Krasno, a lecturer at New York's City College and Yale University, is chair of the Woman for Secretary General Campaign, launched in February last year to push for the election of the first female UN Secretary General.
While the group does not have a single preferred candidate, Krasno said Clark's low ranking in the Security Council polls was a surprise given her impressive performance in public aspects of the campaign, such as a panel chaired by al-Jazeera television.
She said she could not see what faults the Security Council might see in Clark, other than those wanting a Eastern European.
"We thought she would definitely be stronger. She was disappointed in the results, but she's still in the running, she's still definitely competitive and she should stay because who knows what's going to happen?
In a recent interview with the Campaign to elect a Woman Secretary General, Clark voiced some frustration over the "opaque" process of the Security Council and warned that Council members could not ignore the public process up to then.
"I think the transparent part of the process opened up a lot of expectations for a different kind of profile for Secretary General," Clark said. "The issue will be whether the more transparent process to that point actually results in a different kind of person being chosen."
Some have cited Clark's strength of leadership as potentially off-putting for some Security Council members who might want a more compliant Secretary General.
However, Clark said the problems the world was facing now required a different sort of leader. "When you look at the many crises the world is facing, the UN has to step up to this and it won't be done through low profile leadership.
"It will be done by those who have the skills to advocate, to lead, to exhort, to encourage, to maximise the soft power possibilities."
She said the Secretary General did not have 'hard power' - it had no Army to deploy.
"But I come from a small country that never had any hard power either, you use soft power - the power of your voice, the power of your office to engage people."

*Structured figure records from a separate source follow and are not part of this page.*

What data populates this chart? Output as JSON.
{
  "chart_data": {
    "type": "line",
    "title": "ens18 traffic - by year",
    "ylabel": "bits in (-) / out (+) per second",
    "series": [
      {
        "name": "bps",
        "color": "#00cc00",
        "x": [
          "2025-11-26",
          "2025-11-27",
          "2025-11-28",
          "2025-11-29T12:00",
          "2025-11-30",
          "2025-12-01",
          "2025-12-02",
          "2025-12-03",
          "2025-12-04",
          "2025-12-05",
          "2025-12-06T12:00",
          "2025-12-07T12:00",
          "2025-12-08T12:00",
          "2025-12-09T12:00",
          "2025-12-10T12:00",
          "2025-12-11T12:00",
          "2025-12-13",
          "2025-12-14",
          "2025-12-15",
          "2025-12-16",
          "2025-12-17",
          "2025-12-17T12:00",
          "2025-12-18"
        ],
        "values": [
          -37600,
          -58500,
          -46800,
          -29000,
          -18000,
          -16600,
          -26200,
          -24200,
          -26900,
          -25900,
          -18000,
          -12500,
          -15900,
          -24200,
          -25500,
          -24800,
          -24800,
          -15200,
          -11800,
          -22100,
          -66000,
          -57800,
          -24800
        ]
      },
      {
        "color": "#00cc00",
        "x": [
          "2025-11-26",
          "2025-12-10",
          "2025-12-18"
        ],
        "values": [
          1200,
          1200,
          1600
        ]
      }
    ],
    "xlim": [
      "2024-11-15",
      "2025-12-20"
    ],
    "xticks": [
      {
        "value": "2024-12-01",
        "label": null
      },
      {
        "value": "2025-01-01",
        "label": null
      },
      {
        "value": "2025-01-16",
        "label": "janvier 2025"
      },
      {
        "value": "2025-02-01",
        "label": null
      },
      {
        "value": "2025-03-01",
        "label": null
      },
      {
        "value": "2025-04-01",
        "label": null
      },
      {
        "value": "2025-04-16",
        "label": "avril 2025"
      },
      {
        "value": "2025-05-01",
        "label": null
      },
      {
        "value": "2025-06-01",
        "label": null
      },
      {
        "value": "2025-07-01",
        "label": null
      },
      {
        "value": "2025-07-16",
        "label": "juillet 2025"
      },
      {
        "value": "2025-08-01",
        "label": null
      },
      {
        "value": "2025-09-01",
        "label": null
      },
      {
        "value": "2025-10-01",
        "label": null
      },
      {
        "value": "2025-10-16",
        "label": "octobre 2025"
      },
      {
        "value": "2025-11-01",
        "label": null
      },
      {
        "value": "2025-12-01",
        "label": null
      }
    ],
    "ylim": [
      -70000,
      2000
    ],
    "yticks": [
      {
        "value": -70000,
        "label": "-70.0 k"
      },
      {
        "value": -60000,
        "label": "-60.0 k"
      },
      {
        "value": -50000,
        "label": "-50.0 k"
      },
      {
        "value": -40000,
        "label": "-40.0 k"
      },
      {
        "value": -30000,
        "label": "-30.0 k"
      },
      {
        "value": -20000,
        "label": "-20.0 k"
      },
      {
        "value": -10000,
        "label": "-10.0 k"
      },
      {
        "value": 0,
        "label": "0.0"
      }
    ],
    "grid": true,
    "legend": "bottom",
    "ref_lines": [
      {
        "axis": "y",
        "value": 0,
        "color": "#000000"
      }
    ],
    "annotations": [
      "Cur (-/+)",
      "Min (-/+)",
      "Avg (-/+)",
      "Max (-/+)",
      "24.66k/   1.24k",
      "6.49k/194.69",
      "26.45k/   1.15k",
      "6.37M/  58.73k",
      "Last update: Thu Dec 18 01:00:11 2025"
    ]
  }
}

So far male candidates have dominated in the two straw polls and Portugal's Antonio Guterres topped both. The women with the most support were Argentina's Susana Malcorra and Bulgaria's Irina Bokova.
Since the last straw poll, outgoing Secretary General Ban ki-Moon has also publicly added his voice to calls for a woman to take over his role when he steps down at the end of the year.
Of the remaining 11 candidates, six are men and five are women.